Necrotizing Enterocolitis in Infants Born to Women with Severe Early Preeclampsia and Absent End-Diastolic Umbilical Artery Doppler Flow Velocity Waveforms

Gert F. Kirsten1 , Netta van Zyl1 , Mariette Smith2 , Hein Odendaal1
  • 1Departments of Paediatrics and Obstetrics, Tygerberg Hospital and the University of Stellenbosch and the MRC Unit for Perinatal Mortality, Cape South Africa.
  • 2Departments of Obstetrics, Tygerberg Hospital and the University of Stellenbosch and the MRC Unit for Perinatal Mortality, Cape South Africa.
Further Information

Publication History

Publication Date:
04 March 2008 (online)

ABSTRACT

The aim of this study was to determine the prevalence of necrotizing enterocolitis (NEC) in infants born to a homogeneous group of women with severe preeclampsia before 34 weeks' gestation and who had absent end-diastolic umbilical artery Doppler flow (AEDF) or normal umbilical Doppler flow velocities (NUFV).
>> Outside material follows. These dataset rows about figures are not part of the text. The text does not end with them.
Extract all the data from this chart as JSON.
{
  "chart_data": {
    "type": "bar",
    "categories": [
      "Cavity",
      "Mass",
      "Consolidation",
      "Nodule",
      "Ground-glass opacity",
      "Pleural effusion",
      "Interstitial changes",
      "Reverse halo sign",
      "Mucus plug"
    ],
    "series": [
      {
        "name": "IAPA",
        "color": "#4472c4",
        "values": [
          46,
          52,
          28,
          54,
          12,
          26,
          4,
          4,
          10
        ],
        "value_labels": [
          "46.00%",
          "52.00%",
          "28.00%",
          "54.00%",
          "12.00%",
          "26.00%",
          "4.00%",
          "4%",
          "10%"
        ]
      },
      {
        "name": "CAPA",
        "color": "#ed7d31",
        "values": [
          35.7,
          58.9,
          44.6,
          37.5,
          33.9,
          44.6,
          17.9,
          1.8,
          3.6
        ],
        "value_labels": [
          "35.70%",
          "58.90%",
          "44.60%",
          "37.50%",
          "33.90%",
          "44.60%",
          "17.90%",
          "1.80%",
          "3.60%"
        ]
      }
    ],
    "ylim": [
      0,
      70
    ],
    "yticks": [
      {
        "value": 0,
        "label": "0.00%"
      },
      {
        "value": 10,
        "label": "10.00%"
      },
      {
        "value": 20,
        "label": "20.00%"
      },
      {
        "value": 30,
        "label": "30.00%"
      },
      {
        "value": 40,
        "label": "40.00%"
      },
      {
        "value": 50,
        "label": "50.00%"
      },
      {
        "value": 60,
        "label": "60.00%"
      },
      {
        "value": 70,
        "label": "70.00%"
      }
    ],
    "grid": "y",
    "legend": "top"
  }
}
A total of 242 infants were entered into the study. The mean birth weight was 1260.5 g (SD = 339) and the mean gestational age 30.5 weeks (SD = 2.0). Sixty-eight (28%) infants had AEDF, 43 (18%) had umbilical artery Doppler flow velocities between the 95th and 99th per-centile, and 131 (54%) had NUFV. Forty-one (18%) infants developed NEC, of whom 20 (8%) developed definite and advanced NEC (grade 2 and 3). Of these, 16 (80%) had grade 2 and 4 (20%) had grade 3. Twenty-one (8%) infants developed suspected NEC (grade 1). The mean onset of grade 1 NEC (7.2 days) occurred significantly earlier than in those with grades 2 and 3 NEC (18.7 and 23.3 days, respectively). Of the 21 infants with grade 1 NEC, 10 (48%) had AEDF and 9 (43%) had NUFV. None of the infants with grades 2 or 3 NEC had AEDF. We conclude that although chronically hypoxemic fetuses born to women with severe early onset preeclampsia and AEDF respond by redistributing blood flow to vital organs and away from the gut; the intestinal compromise is of insufficient magnitude to induce intestinal necrosis or NEC. Enteral feeding, however, should be introduced cautiously in infants with AEDF, as so-called suspected NEC developed significantly more often in these infants.